IMQ, Jakarta —
Ada yang tak lazim dalam aksi unjukrasa yang dilakukan para pekerja di pabrik milik Foxconn International Holdings Ltd. di kota Wuhan, China. Bukan ancaman pengerahan massa, mogok massal, menduduki atau segel pabrik yang dilakukan mereka, melainkan tindakan yang lebih nekat.
Sebuah laporan media, Rabu (11/1), menyebutkan bahwa ratusan pekerja di pabrik Foxconn di Wuhan mengancam melakukan aksi bunuh diri massal. Ancaman itu diberikan sebagai bentuk protes atas kondisi kerja yang menurut mereka tidak layak.
Sekitar 150 pekerja yang terlibat dalam aksi protes, mengancam akan melompat dari atap sebuah gedung milik perusahaan.
Namun, tindakan nekat itu belum kesampaian karena para manajer perusahaan dan sejumlah pejabat lokal Partai Komunis China membujuk para karyawan yang sudah gelap mata itu untuk mengurungkan niat mereka dan turun dari atap gedung.

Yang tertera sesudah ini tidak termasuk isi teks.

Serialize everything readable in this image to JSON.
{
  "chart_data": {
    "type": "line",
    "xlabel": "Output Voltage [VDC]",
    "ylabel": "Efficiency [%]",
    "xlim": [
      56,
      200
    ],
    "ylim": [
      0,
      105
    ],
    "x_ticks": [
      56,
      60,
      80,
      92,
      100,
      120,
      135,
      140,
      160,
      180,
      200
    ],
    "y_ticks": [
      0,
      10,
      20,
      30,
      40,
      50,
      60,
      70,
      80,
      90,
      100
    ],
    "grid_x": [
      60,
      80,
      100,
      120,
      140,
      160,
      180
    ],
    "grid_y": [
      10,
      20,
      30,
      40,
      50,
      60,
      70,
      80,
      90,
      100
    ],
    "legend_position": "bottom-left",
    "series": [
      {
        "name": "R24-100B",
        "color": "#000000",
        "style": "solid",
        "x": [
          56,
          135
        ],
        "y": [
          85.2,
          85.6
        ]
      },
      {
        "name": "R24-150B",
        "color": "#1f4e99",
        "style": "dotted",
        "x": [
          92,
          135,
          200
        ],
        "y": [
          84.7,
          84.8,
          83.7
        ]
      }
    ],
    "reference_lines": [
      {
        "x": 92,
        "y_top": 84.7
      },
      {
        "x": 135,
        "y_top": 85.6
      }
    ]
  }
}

Sementara petugas pemadam kebakaran dan polisi berjaga-jaga di bawah dengan menyiapkan berbagai peralatan untuk mengantisipasi hal-hal yang tak diinginkan, tulis suratkabar Inggris Telegraph.

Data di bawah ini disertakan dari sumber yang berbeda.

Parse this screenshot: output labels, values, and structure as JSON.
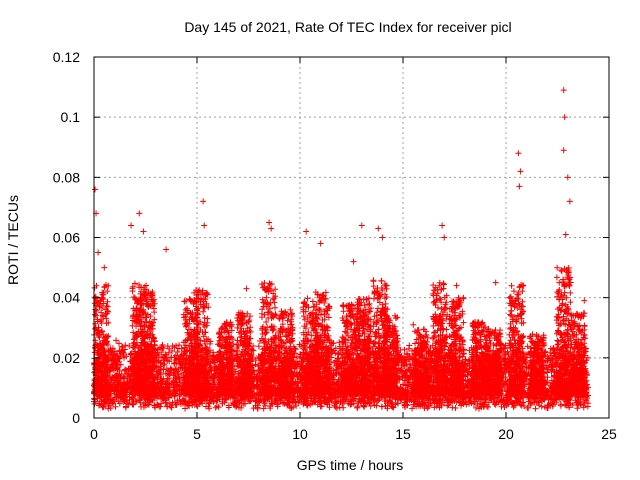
{
  "chart_data": {
    "type": "scatter",
    "title": "Day 145 of 2021, Rate Of TEC Index for receiver picl",
    "xlabel": "GPS time / hours",
    "ylabel": "ROTI / TECUs",
    "xlim": [
      0,
      25
    ],
    "ylim": [
      0,
      0.12
    ],
    "x_ticks": [
      0,
      5,
      10,
      15,
      20,
      25
    ],
    "x_tick_labels": [
      "0",
      "5",
      "10",
      "15",
      "20",
      "25"
    ],
    "y_ticks": [
      0,
      0.02,
      0.04,
      0.06,
      0.08,
      0.1,
      0.12
    ],
    "y_tick_labels": [
      "0",
      "0.02",
      "0.04",
      "0.06",
      "0.08",
      "0.1",
      "0.12"
    ],
    "grid": true,
    "marker": "+",
    "color": "#ff0000",
    "series": [
      {
        "name": "ROTI",
        "x_range": [
          0,
          24
        ],
        "baseline": [
          0.003,
          0.02
        ],
        "spikes": [
          {
            "x": 0.05,
            "y": 0.076
          },
          {
            "x": 0.1,
            "y": 0.068
          },
          {
            "x": 0.2,
            "y": 0.055
          },
          {
            "x": 0.5,
            "y": 0.05
          },
          {
            "x": 1.8,
            "y": 0.064
          },
          {
            "x": 2.2,
            "y": 0.068
          },
          {
            "x": 2.4,
            "y": 0.062
          },
          {
            "x": 3.5,
            "y": 0.056
          },
          {
            "x": 5.3,
            "y": 0.072
          },
          {
            "x": 5.35,
            "y": 0.064
          },
          {
            "x": 7.4,
            "y": 0.043
          },
          {
            "x": 8.5,
            "y": 0.065
          },
          {
            "x": 8.6,
            "y": 0.063
          },
          {
            "x": 10.3,
            "y": 0.062
          },
          {
            "x": 11.0,
            "y": 0.058
          },
          {
            "x": 12.6,
            "y": 0.052
          },
          {
            "x": 13.0,
            "y": 0.064
          },
          {
            "x": 13.8,
            "y": 0.063
          },
          {
            "x": 14.0,
            "y": 0.06
          },
          {
            "x": 15.5,
            "y": 0.031
          },
          {
            "x": 16.9,
            "y": 0.064
          },
          {
            "x": 17.0,
            "y": 0.06
          },
          {
            "x": 17.6,
            "y": 0.044
          },
          {
            "x": 19.5,
            "y": 0.045
          },
          {
            "x": 20.6,
            "y": 0.088
          },
          {
            "x": 20.7,
            "y": 0.082
          },
          {
            "x": 20.65,
            "y": 0.077
          },
          {
            "x": 22.8,
            "y": 0.109
          },
          {
            "x": 22.85,
            "y": 0.1
          },
          {
            "x": 22.8,
            "y": 0.089
          },
          {
            "x": 23.0,
            "y": 0.08
          },
          {
            "x": 23.1,
            "y": 0.072
          },
          {
            "x": 22.9,
            "y": 0.061
          },
          {
            "x": 23.8,
            "y": 0.039
          }
        ],
        "activity_bursts": [
          {
            "x": 0.35,
            "peak": 0.045
          },
          {
            "x": 2.2,
            "peak": 0.045
          },
          {
            "x": 2.6,
            "peak": 0.042
          },
          {
            "x": 4.7,
            "peak": 0.04
          },
          {
            "x": 5.2,
            "peak": 0.043
          },
          {
            "x": 6.4,
            "peak": 0.032
          },
          {
            "x": 7.3,
            "peak": 0.035
          },
          {
            "x": 8.5,
            "peak": 0.045
          },
          {
            "x": 9.3,
            "peak": 0.036
          },
          {
            "x": 10.5,
            "peak": 0.04
          },
          {
            "x": 11.1,
            "peak": 0.042
          },
          {
            "x": 12.4,
            "peak": 0.038
          },
          {
            "x": 13.1,
            "peak": 0.04
          },
          {
            "x": 13.9,
            "peak": 0.046
          },
          {
            "x": 14.4,
            "peak": 0.034
          },
          {
            "x": 15.9,
            "peak": 0.03
          },
          {
            "x": 16.8,
            "peak": 0.045
          },
          {
            "x": 17.6,
            "peak": 0.04
          },
          {
            "x": 18.7,
            "peak": 0.032
          },
          {
            "x": 19.4,
            "peak": 0.03
          },
          {
            "x": 20.5,
            "peak": 0.045
          },
          {
            "x": 21.5,
            "peak": 0.028
          },
          {
            "x": 22.8,
            "peak": 0.05
          },
          {
            "x": 23.5,
            "peak": 0.035
          }
        ]
      }
    ]
  }
}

Pada 2010, gelombang aksi bunuh diri terjadi di sebuah pabrik Foxconn di kota Shenzhen, yang mengundang perhatian dunia, yang mendorong perusahaan melakukan beberapa perubahan, seperti merekrut konselor dan memasang jaring pengaman dan peralatan lain guna mencegah terjadi kekerasan fisik oleh karyawan.
Sejauh ini belum ada pernyataan dari pihak manajemen Foxconn terkait dengan laporan tersebut. Foxconn adalah perusahaan elektronik terbesar di dunia, yang juga membuat konsul game Xbox 360.